PARAGUAI
O assassinato de um jornalista de rádio do interior do país, torturas aplicadas aparentemente por policiais a um jornalista brasileiro que realizava uma investigação na zona de fronteira, ameaças contra a imprensa e a sanção de uma lei restritiva à investigação jornalística por políticos e legisladores, são os fatos mais importantes que afetaram a liberdade de imprensa neste período.
Em ordem cronológica, destacamos os seguintes fatos.
Em 19 de outubro, a Câmara dos Deputados aprovou um projeto de lei de transparência administrativa e livre acesso à informação, apresentado pelo deputado Rafael Filizzola.
A norma aprovada obriga os três poderes do Estado, os governos departamentais e municipais, a controladoria geral da República e até empresas e particulares que administram serviços públicos, que divulguem todas as informações contidas em documentos escritos, incluindo-se declarações juramentadas de bens ou qualquer documento que se relacione com as suas respectivas atividades administrativas.

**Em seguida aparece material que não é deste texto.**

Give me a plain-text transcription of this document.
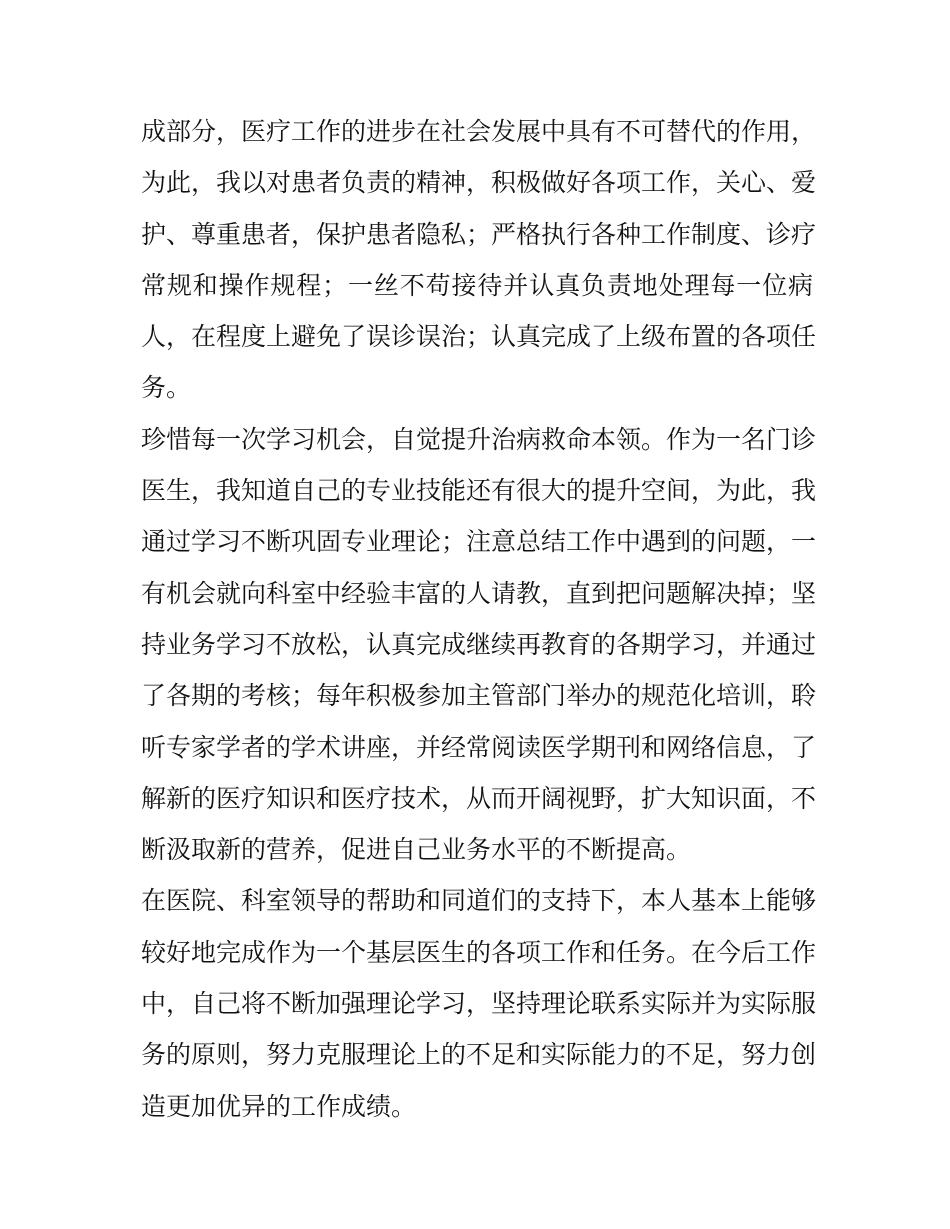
成部分，医疗工作的进步在社会发展中具有不可替代的作用，
为此，我以对患者负责的精神，积极做好各项工作，关心、爱
护、尊重患者，保护患者隐私；严格执行各种工作制度、诊疗
常规和操作规程；一丝不苟接待并认真负责地处理每一位病
人，在程度上避免了误诊误治；认真完成了上级布置的各项任
务。
珍惜每一次学习机会，自觉提升治病救命本领。作为一名门诊
医生，我知道自己的专业技能还有很大的提升空间，为此，我
通过学习不断巩固专业理论；注意总结工作中遇到的问题，一
有机会就向科室中经验丰富的人请教，直到把问题解决掉；坚
持业务学习不放松，认真完成继续再教育的各期学习，并通过
了各期的考核；每年积极参加主管部门举办的规范化培训，聆
听专家学者的学术讲座，并经常阅读医学期刊和网络信息，了
解新的医疗知识和医疗技术，从而开阔视野，扩大知识面，不
断汲取新的营养，促进自己业务水平的不断提高。
在医院、科室领导的帮助和同道们的支持下，本人基本上能够
较好地完成作为一个基层医生的各项工作和任务。在今后工作
中，自己将不断加强理论学习，坚持理论联系实际并为实际服
务的原则，努力克服理论上的不足和实际能力的不足，努力创
造更加优异的工作成绩。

O projeto aprovado, entretanto, estabelece limitações no que se refere à intimidade das pessoas, à segurança do Estado, às reuniões secretas do Congresso e os estados financeiros dos contribuintes.
Em 30 de outubro, o juiz José González Macchi outorgou a desistência da ação contra o jornalista Jorge Villalba Digalo, do jornal Última Hora, no processo criminal ingressado pelo dirigente sindical Eduardo Pérez por suposta difamação e calúnia.
Em um trabalho de investigação sobre corrupção na estatal Banco Nacional de Trabalhadores (BNT), Villalba Digalo denunciou que a liquidação dos bens do banco foi realizada com a ineficácia da junta de vigilância da instituição, presidida pelo mencionado Pérez.
Em 3 de novembro, o juiz Carlos Ortiz Barrios condenou a cinco anos de prisão Agileo Miño Giret, político e ex-prefeito de Ciudad del Este, 330 km a leste de Assunção, por frustrado assassinato do jornalista Héctor Guerín, correspondente do jornal ABC Color.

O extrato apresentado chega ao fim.